Delirium's pathophysiology is multifaceted, involving neurotransmitter imbalances—particularly cholinergic deficiency and dopaminergic excess—along with neuroinflammation, oxidative stress, and metabolic disturbances (Khan et al., 2009). The cholinergic system's role is especially pertinent, as its impairment leads to attentional deficits and consciousness disturbances, hallmark features of delirium. This neurochemical imbalance can be precipitated by medications with anticholinergic properties, metabolic derangements, or direct neurotoxicity. The case highlights how medications like cyclobenzaprine, benzodiazepines, and opioids can collectively contribute to delirium’s development.

In Wesley Brown’s case, the positive toxicology screen for benzodiazepines and TCAs suggests an anticholinergic burden, likely exacerbated by his chronic pain management with opioids and muscle relaxants. Cyclobenzaprine, a centrally acting muscle relaxant with a tricyclic structure, can produce anticholinergic side effects such as dry mouth, urinary retention, confusion, and hallucinations (Tune et al., 1992). These effects, combined with benzodiazepines' sedative properties and potential residual effects of opioids, create a neurochemical milieu conducive to delirium.

Clinically, delirium manifests with a constellation of symptoms including inattention, disorganized thinking, fluctuating levels of consciousness, psychomotor disturbances, and perceptual disturbances. In Wesley Brown's presentation, key features included fluctuating alertness, confusion, visual hallucinations, paranoid ideation, and difficulty with orientation and attention—characteristics aligning with DSM-5 criteria for delirium (American Psychiatric Association, 2013).
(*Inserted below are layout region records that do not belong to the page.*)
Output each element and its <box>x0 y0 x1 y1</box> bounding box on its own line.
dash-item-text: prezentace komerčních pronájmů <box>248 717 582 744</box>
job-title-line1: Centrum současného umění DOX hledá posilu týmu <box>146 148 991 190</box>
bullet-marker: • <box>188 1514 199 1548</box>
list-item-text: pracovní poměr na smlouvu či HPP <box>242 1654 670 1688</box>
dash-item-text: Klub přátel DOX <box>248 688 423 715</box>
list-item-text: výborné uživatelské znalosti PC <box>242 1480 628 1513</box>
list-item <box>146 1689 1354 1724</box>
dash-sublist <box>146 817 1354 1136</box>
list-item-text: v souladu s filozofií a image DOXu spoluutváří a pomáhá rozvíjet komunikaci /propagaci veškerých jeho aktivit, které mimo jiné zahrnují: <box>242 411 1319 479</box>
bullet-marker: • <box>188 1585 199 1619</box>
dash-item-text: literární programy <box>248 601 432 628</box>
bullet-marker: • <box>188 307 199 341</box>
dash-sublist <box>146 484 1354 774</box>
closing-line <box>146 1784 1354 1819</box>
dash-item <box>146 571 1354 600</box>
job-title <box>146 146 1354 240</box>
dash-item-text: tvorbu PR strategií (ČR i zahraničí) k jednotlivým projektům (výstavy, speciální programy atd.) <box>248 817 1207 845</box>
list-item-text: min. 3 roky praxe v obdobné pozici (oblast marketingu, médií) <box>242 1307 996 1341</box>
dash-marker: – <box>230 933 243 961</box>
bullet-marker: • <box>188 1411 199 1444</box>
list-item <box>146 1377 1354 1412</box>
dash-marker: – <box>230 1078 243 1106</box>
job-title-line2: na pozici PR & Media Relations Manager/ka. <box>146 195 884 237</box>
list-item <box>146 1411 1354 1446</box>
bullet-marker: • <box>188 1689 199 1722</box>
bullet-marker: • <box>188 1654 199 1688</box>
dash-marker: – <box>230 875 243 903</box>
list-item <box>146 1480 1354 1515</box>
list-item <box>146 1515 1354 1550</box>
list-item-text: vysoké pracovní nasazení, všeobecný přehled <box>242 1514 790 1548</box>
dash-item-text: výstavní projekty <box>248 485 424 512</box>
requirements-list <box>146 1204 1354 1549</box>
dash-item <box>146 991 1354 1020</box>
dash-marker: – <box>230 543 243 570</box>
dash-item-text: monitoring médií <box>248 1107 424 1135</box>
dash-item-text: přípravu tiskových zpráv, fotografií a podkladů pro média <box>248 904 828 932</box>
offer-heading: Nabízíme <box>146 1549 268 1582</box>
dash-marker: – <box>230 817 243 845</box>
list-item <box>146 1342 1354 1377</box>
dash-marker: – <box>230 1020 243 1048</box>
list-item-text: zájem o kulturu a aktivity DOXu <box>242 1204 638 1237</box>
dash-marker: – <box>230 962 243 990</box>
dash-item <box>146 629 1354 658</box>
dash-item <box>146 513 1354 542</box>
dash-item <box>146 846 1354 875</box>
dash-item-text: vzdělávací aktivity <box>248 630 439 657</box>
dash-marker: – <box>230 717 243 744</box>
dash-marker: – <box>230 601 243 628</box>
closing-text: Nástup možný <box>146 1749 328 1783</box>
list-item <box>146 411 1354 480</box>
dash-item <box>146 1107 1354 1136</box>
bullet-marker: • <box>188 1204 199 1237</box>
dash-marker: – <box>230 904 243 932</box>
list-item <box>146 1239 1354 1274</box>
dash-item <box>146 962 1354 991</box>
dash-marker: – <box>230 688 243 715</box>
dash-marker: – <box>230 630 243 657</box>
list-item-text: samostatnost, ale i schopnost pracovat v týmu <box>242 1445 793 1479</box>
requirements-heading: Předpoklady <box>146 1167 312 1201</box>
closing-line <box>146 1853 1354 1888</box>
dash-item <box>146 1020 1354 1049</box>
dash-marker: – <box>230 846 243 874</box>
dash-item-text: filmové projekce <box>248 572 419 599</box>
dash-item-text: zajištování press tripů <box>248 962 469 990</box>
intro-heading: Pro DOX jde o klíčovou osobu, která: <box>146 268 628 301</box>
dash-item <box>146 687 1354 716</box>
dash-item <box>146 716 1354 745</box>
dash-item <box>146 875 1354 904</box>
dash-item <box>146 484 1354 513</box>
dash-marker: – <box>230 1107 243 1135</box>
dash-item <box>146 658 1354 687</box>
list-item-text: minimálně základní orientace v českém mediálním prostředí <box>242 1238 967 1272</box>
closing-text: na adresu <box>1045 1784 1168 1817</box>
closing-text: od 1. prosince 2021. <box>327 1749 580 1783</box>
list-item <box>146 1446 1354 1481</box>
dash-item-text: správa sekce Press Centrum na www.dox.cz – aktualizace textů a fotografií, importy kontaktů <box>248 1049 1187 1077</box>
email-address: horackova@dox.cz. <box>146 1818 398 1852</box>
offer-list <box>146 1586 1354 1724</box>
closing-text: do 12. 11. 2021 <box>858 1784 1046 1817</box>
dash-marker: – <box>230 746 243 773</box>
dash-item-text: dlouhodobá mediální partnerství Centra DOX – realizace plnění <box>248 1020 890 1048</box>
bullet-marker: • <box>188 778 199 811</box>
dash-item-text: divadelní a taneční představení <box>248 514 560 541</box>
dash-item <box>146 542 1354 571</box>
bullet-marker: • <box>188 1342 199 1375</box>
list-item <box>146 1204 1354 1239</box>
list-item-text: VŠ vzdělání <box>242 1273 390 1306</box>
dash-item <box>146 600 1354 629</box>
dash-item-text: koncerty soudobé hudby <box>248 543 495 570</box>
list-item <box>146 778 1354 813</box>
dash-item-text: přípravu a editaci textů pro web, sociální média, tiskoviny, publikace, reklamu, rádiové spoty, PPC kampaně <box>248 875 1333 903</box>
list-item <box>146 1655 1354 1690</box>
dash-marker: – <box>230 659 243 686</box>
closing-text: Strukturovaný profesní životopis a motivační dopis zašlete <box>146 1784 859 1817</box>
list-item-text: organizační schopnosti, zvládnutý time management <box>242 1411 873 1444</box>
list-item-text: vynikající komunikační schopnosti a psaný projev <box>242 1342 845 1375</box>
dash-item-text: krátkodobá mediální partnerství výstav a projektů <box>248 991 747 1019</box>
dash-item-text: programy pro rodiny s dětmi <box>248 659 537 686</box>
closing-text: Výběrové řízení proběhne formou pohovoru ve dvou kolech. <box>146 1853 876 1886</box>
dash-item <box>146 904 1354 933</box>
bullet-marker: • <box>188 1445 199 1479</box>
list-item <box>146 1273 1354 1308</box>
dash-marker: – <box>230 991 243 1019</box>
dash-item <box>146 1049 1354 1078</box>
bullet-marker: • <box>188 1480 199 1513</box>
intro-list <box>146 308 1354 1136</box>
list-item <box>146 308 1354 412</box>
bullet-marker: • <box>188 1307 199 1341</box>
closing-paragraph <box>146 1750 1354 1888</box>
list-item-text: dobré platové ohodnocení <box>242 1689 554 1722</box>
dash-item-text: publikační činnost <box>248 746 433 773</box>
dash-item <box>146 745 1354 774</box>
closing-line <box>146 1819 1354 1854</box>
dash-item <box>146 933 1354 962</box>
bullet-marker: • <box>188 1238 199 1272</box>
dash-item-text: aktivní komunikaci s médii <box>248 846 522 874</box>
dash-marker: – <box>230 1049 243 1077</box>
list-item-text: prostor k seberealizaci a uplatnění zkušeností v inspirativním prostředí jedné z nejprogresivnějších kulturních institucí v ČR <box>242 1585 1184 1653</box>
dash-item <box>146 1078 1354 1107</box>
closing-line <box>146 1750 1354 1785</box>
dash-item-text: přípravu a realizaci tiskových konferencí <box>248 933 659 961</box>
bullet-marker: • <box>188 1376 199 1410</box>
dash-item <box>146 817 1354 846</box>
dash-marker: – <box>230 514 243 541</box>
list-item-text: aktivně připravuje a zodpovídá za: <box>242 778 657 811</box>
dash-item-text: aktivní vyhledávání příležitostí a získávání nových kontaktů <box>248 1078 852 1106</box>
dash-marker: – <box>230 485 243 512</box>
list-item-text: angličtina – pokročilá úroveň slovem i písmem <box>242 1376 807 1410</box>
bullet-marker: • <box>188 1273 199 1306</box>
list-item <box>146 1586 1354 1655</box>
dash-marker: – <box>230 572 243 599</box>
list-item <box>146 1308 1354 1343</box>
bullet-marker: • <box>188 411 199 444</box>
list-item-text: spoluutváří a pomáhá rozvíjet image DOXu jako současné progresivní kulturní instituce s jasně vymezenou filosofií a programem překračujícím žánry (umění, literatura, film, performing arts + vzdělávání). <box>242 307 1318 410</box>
Physical signs such as mydriasis, hypoactive bowel sounds, urinary retention, and depressed reflexes further support anticholinergic toxicity.
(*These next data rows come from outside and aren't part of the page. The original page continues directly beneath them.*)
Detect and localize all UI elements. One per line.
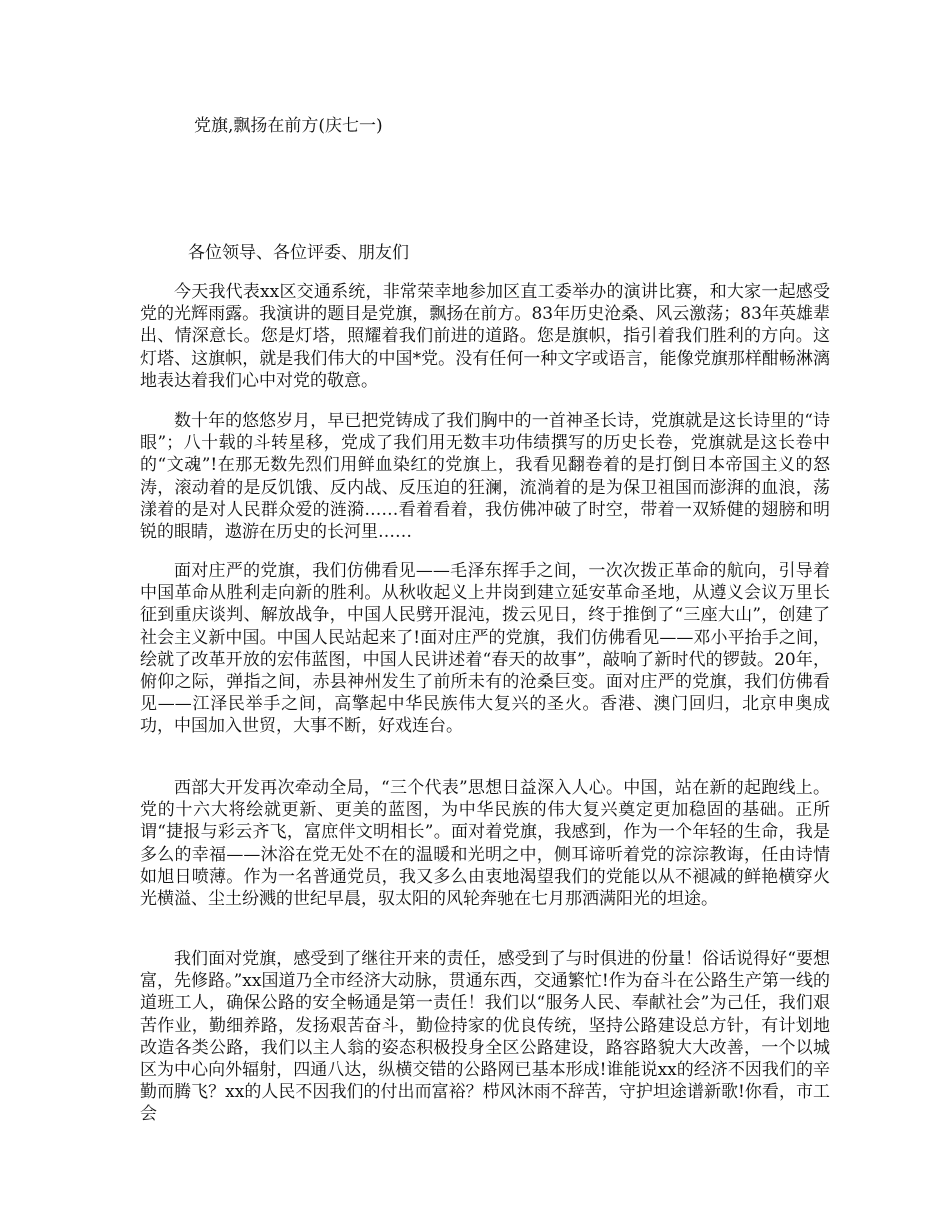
document-title: 党旗,飘扬在前方(庆七一) [194,116,383,136]
paragraph: 数十年的悠悠岁月，早已把党铸成了我们胸中的一首神圣长诗，党旗就是这长诗里的“诗眼”；八十载的斗转星移，党成了我们用无数丰功伟绩撰写的历史长卷，党旗就是这长卷中的“文魂”!在那无数先烈们用鲜血染红的党旗上，我看见翻卷着的是打倒日本帝国主义的怒涛，滚动着的是反饥饿、反内战、反压迫的狂澜，流淌着的是为保卫祖国而澎湃的血浪，荡漾着的是对人民群众爱的涟漪……看着看着，我仿佛冲破了时空，带着一双矫健的翅膀和明锐的眼睛，遨游在历史的长河里…… [140,411,830,543]
paragraph: 面对庄严的党旗，我们仿佛看见——毛泽东挥手之间，一次次拨正革命的航向，引导着中国革命从胜利走向新的胜利。从秋收起义上井岗到建立延安革命圣地，从遵义会议万里长征到重庆谈判、解放战争，中国人民劈开混沌，拨云见日，终于推倒了“三座大山”，创建了社会主义新中国。中国人民站起来了!面对庄严的党旗，我们仿佛看见——邓小平抬手之间，绘就了改革开放的宏伟蓝图，中国人民讲述着“春天的故事”，敲响了新时代的锣鼓。20年，俯仰之际，弹指之间，赤县神州发生了前所未有的沧桑巨变。面对庄严的党旗，我们仿佛看见——江泽民举手之间，高擎起中华民族伟大复兴的圣火。香港、澳门回归，北京申奥成功，中国加入世贸，大事不断，好戏连台。 [140,561,830,737]
paragraph: 我们面对党旗，感受到了继往开来的责任，感受到了与时俱进的份量！俗话说得好“要想富，先修路。”xx国道乃全市经济大动脉，贯通东西，交通繁忙!作为奋斗在公路生产第一线的道班工人，确保公路的安全畅通是第一责任！我们以“服务人民、奉献社会”为己任，我们艰苦作业，勤细养路，发扬艰苦奋斗，勤俭持家的优良传统，坚持公路建设总方针，有计划地改造各类公路，我们以主人翁的姿态积极投身全区公路建设，路容路貌大大改善，一个以城区为中心向外辐射，四通八达，纵横交错的公路网已基本形成!谁能说xx的经济不因我们的辛勤而腾飞？xx的人民不因我们的付出而富裕？栉风沐雨不辞苦，守护坦途谱新歌!你看，市工会 [140,949,830,1125]
salutation: 各位领导、各位评委、朋友们 [188,243,409,263]
paragraph: 西部大开发再次牵动全局，“三个代表”思想日益深入人心。中国，站在新的起跑线上。党的十六大将绘就更新、更美的蓝图，为中华民族的伟大复兴奠定更加稳固的基础。正所谓“捷报与彩云齐飞，富庶伴文明相长”。面对着党旗，我感到，作为一个年轻的生命，我是多么的幸福——沐浴在党无处不在的温暖和光明之中，侧耳谛听着党的淙淙教诲，任由诗情如旭日喷薄。作为一名普通党员，我又多么由衷地渴望我们的党能以从不褪减的鲜艳横穿火光横溢、尘土纷溅的世纪早晨，驭太阳的风轮奔驰在七月那洒满阳光的坦途。 [140,778,830,910]
paragraph: 今天我代表xx区交通系统，非常荣幸地参加区直工委举办的演讲比赛，和大家一起感受党的光辉雨露。我演讲的题目是党旗，飘扬在前方。83年历史沧桑、风云激荡；83年英雄辈出、情深意长。您是灯塔，照耀着我们前进的道路。您是旗帜，指引着我们胜利的方向。这灯塔、这旗帜，就是我们伟大的中国*党。没有任何一种文字或语言，能像党旗那样酣畅淋漓地表达着我们心中对党的敬意。 [140,282,830,391]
Diagnosing delirium involves a comprehensive evaluation, including detailed history, physical examination, laboratory tests, and neuroimaging when necessary. Routine labs, including metabolic panels, are essential to rule out metabolic causes like hypoglycemia or electrolyte imbalances. Imaging, such as head CT scans in this case, helps exclude structural brain abnormalities. Wesley Brown’s neuroimaging was unremarkable, indicating a functional rather than structural cause of his symptoms. His cognitive testing showed significant impairment, with a Mini-Mental State Examination score of 16, evidencing severe cognitive disturbance.

Management of delirium requires identifying and treating underlying causes—here, medication toxicity and potentially other metabolic or infectious factors. Discontinuing offending agents, providing supportive care, and ensuring adequate hydration and nutrition are primary steps. Pharmacologically, the use of antipsychotics like haloperidol can help control agitation and psychotic features if necessary (Maldonado, 2008). Importantly, care must be taken to avoid medications with anticholinergic properties, which can worsen delirium.

Prevention of delirium involves careful medication management, especially in elderly or cognitively vulnerable patients. Using medications with minimal anticholinergic effects, regular monitoring, and minimizing polypharmacy are critical strategies. Non-pharmacological interventions such as reorientation, sleep promotion, early mobilization, and ensuring sensory aids are essential components of delirium prevention and management (Khan et al., 2009).

The case of Wesley Brown underscores the importance of recognizing delirium as a medical emergency requiring prompt identification of causative factors and swift intervention. It highlights the risks associated with polypharmacy, especially in patients with multiple comorbidities and chronic pain management, emphasizing the need for vigilance in medication prescribing practices. Ultimately, understanding delirium’s complex neurobiology and clinical features enables healthcare providers to improve diagnostic accuracy and therapeutic outcomes.